Sirva para concluir este artículo una vieja y conocida anécdota:

«Un maestro y un discípulo caminaban juntos. Al llegar a un río, el maestro pidió al discípulo que sacara un canto rodado del río, una piedra. El discípulo intentó sacar la más grande. Y, chorreando, la depósito en tierra. El maestro esperaba en la orilla con una herramienta para picar piedra, y partió en dos el fragmento extraído.” ¿Qué observas?” Preguntó al avispado alumno. “Maestro, -respondió-, esta roca habrá estado en medio de la corriente cientos y cientos de años, pero sólo su superficie está mojada»

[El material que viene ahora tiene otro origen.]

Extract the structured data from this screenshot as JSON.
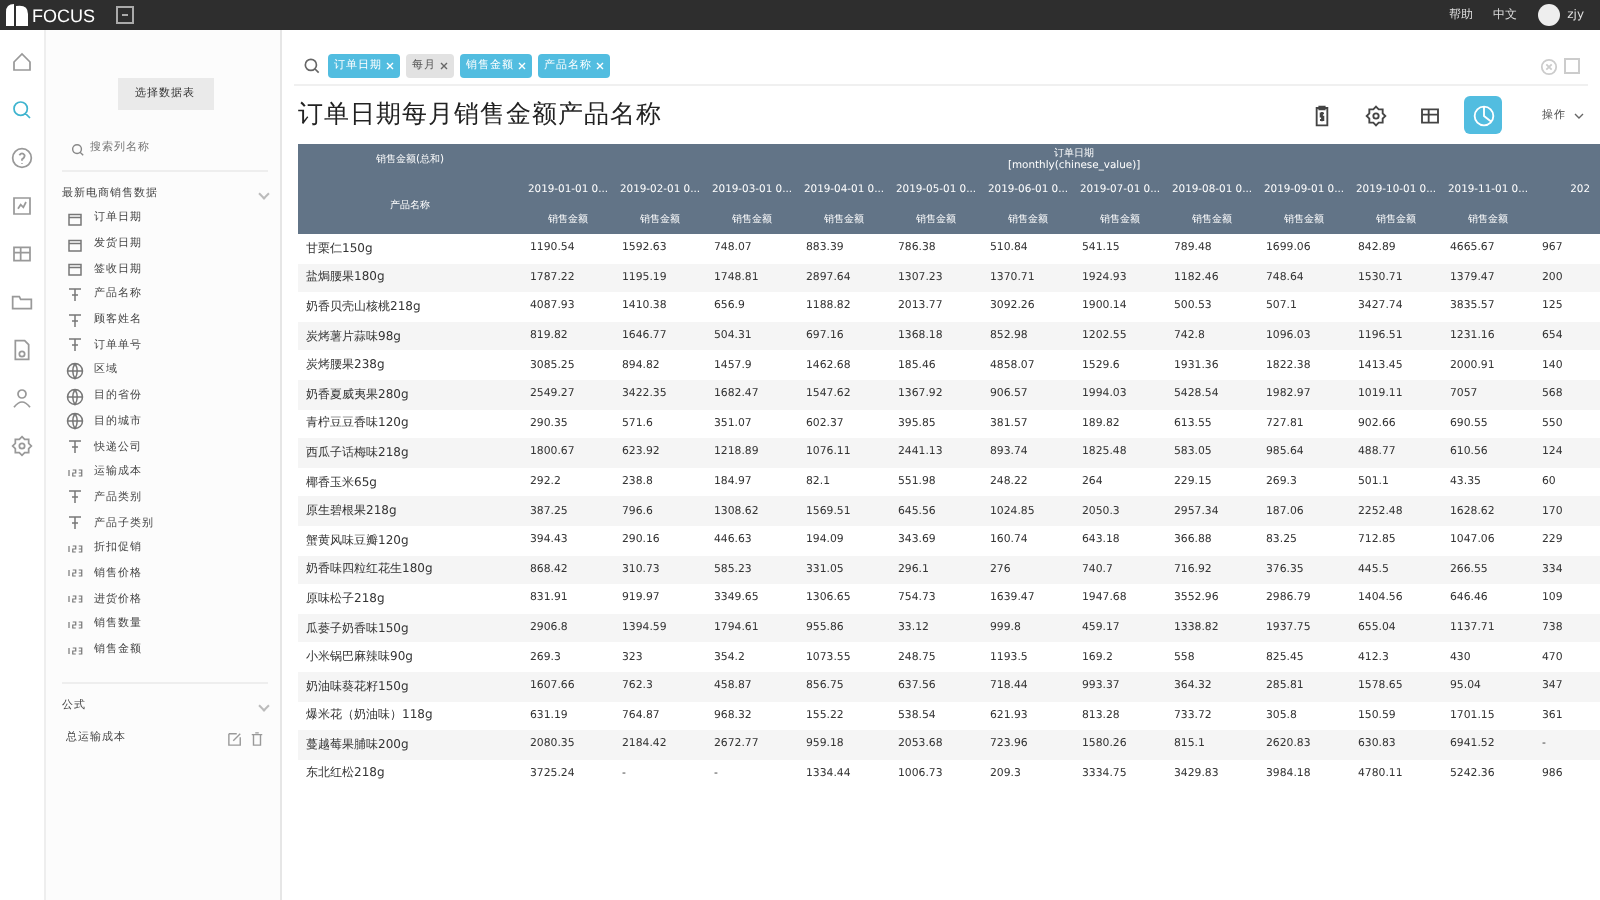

Así puede pasarnos con las cosas de Dios, y por supuesto con los misterios de María. Tal vez los hemos escuchado cientos de veces, pero sólo han entrado en nuestra cabeza; mientras que nuestro corazón no se ha empapado de la fortaleza vital que contienen.

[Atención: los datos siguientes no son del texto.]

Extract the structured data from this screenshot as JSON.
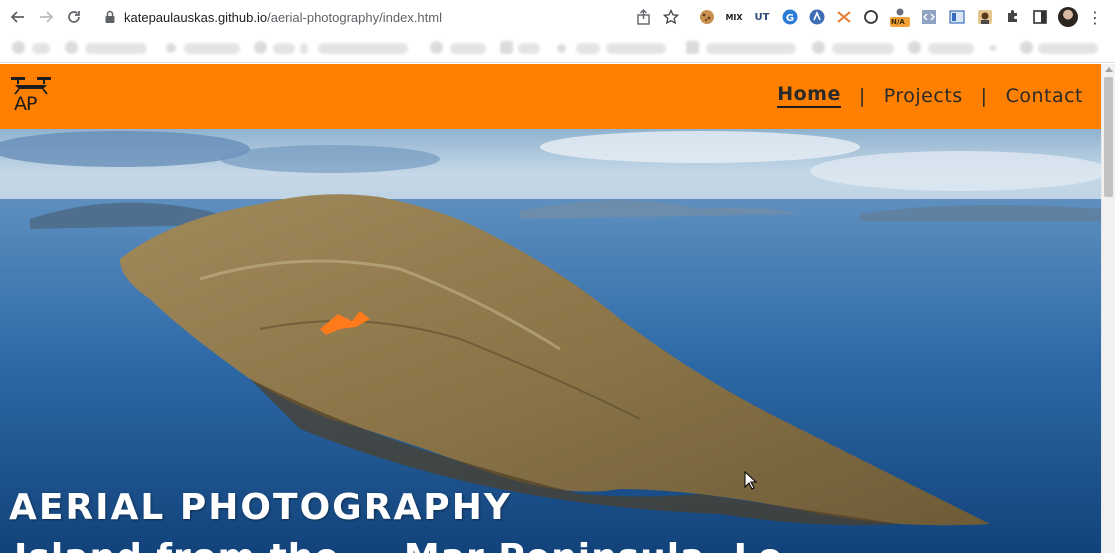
{
  "browser": {
    "url_host": "katepaulauskas.github.io",
    "url_path": "/aerial-photography/index.html",
    "extension_badge": "N/A",
    "extension_mix": "MIX",
    "extension_ut": "UT"
  },
  "site": {
    "nav": {
      "home": "Home",
      "separator_1": "|",
      "projects": "Projects",
      "separator_2": "|",
      "contact": "Contact"
    },
    "hero": {
      "title": "AERIAL PHOTOGRAPHY",
      "subtitle": "Island from the … Mar Peninsula, Lo…"
    },
    "logo_text": "AP"
  },
  "colors": {
    "header_bg": "#ff8000",
    "nav_text": "#2a2a2a",
    "hero_text": "#ffffff"
  }
}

Dirijamos nuestra oración al Espíritu Santo, para que acuda en nuestro auxilio y nos ilumine para poder llegar a percibir esas cosas sutiles, que de momento permanecen ocultas a nuestro entendimiento:

Espíritu Santo
que llenaste de plenitud nuestro mundo
y todos nuestros anhelos
al hacer posible la venida de Jesucristo;

Espíritu de fecundidad
que por medio de una mujer-virgen, la nueva Eva,
hiciste posible el nacimiento de Jesucristo,
concédenos que, como María, y su casto esposo san José,
acojamos al enviado,
para que, creyendo en Él,
seamos de verdad Hijos de Dios
y colaboradores activos en la transformación de nuestra historia
mediante las obras nuevas de tu Reino.
Por Jesucristo nuestro Señor.

Inspirado en libro:”En el misterio de María”, de Raúl Berzosa Martínez de la Colección Nueva Alianza Minor de Editorial Sígueme, Salamanca 2006.